Investigator: Ning Ma Supervisor: Phil Green

This research project is sponsored by EPSRC.

This is an EPSRC funded project that aims to generalise Automatic Speech Recognition decoding algorithms for natural listening conditions, where the speech to be recognised is one of many sound sources which change unpredictably in space and time [1]. It is well understood that humans employ a combination of source-driven bottom-up processes and model-driven top-down processes when perceiving complex acoustic signals such as speech [3]. The primitive bottom-up processes used group together acoustic evidence likely to arise from a single source without deciding the identity of the source. The segregation decision is delayed to the decoding where the top-down processes are applied.

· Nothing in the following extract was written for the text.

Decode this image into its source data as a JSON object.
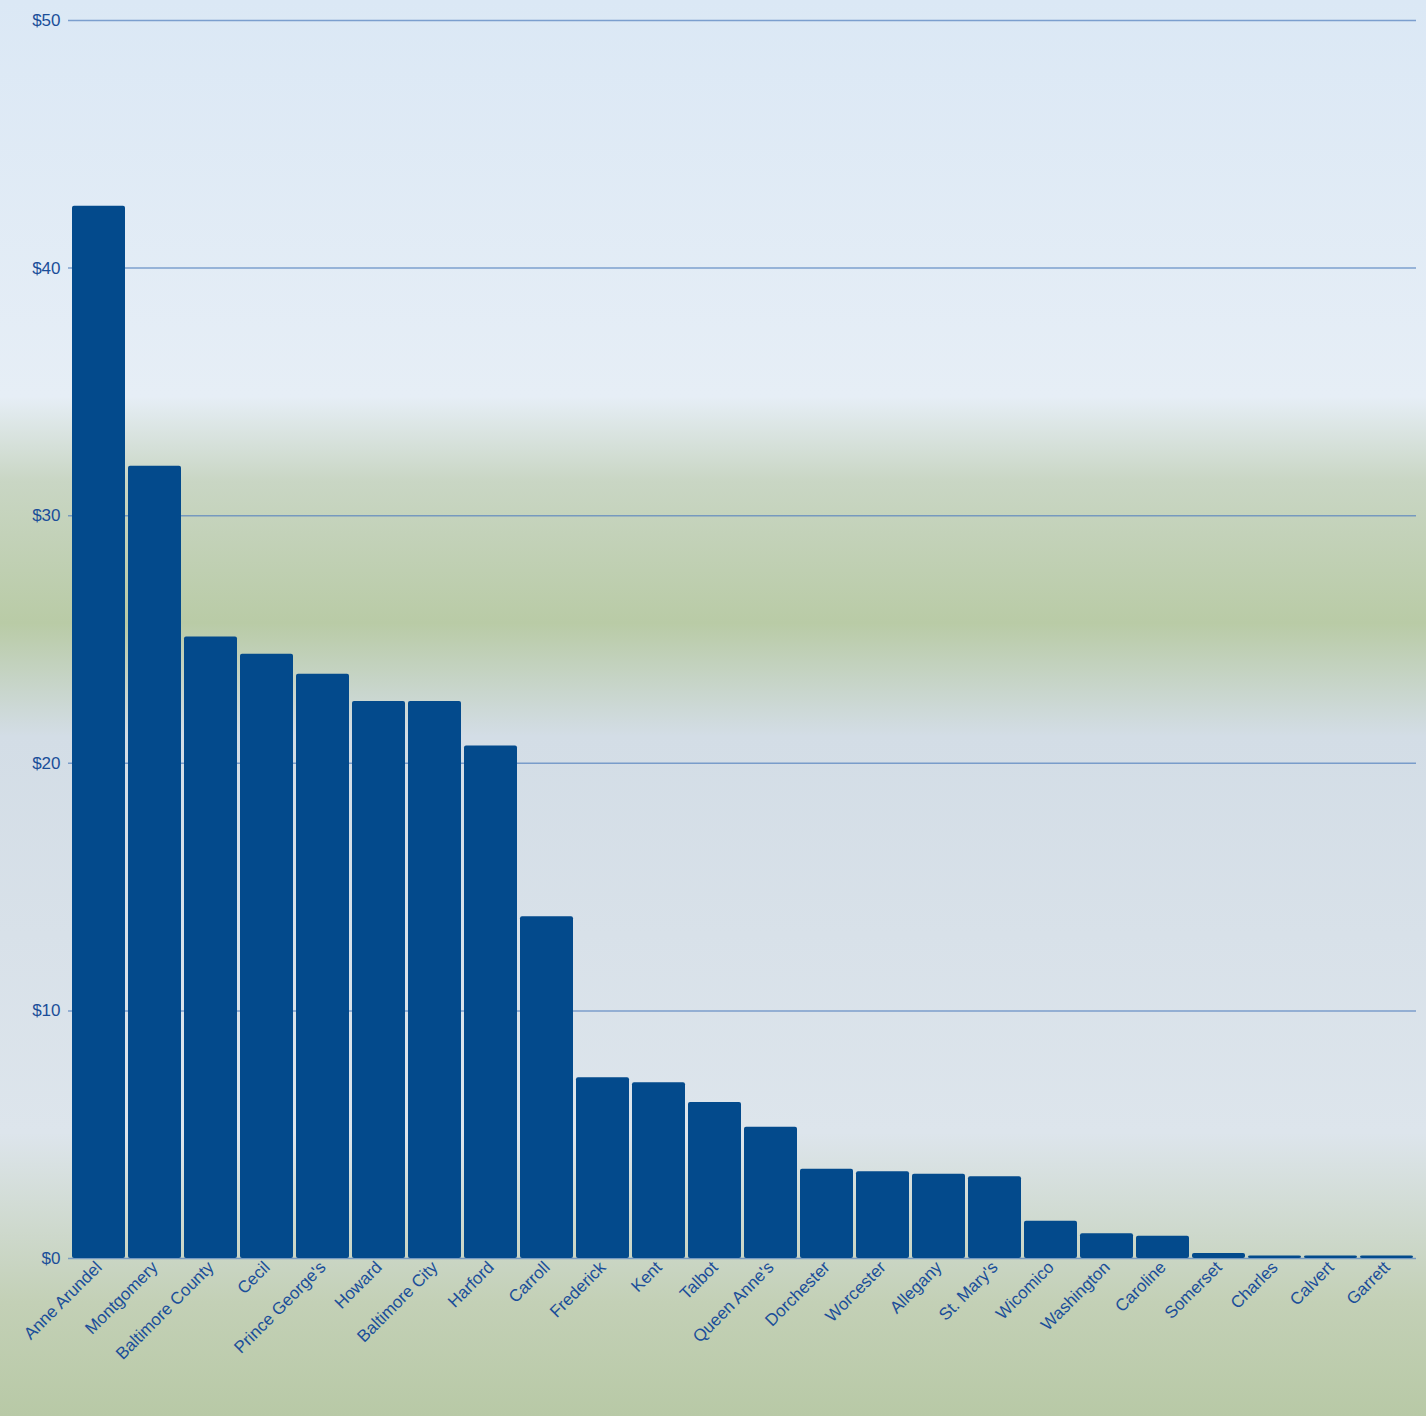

There is evidence that the pure top-down information in HMMs is insufficient to pick up appropriate speech fragments[2]. By analogy with the language model / acoustic model distinction applied in ASR it is straightforward to introduce probabilities to represent the degree to which a fragment belongs with the speech group, which we call the `speechiness' of a fragment. In this way, constraints which persist over a longer term (e.g. location, pitch, speaker identity) can inform the multisource decoding.

[1] J. Barker, M.P. Cooke and D.P.W.Ellis (in press), 'Decoding speech in the presence of other sources', accepted for Speech Communication
[2] J. Barker, M. Cooke, and D. Ellis (2002), 'Temporal integration as a consequence of multi-source decoding', ISCA Workshop on the Temporal Integration in the Perception of Speech (TIPS), Aix-en-Provence, April 8-10, 2002
[3] A.S. Bregman, Auditory Scene Analysis, MIT Press, 1990.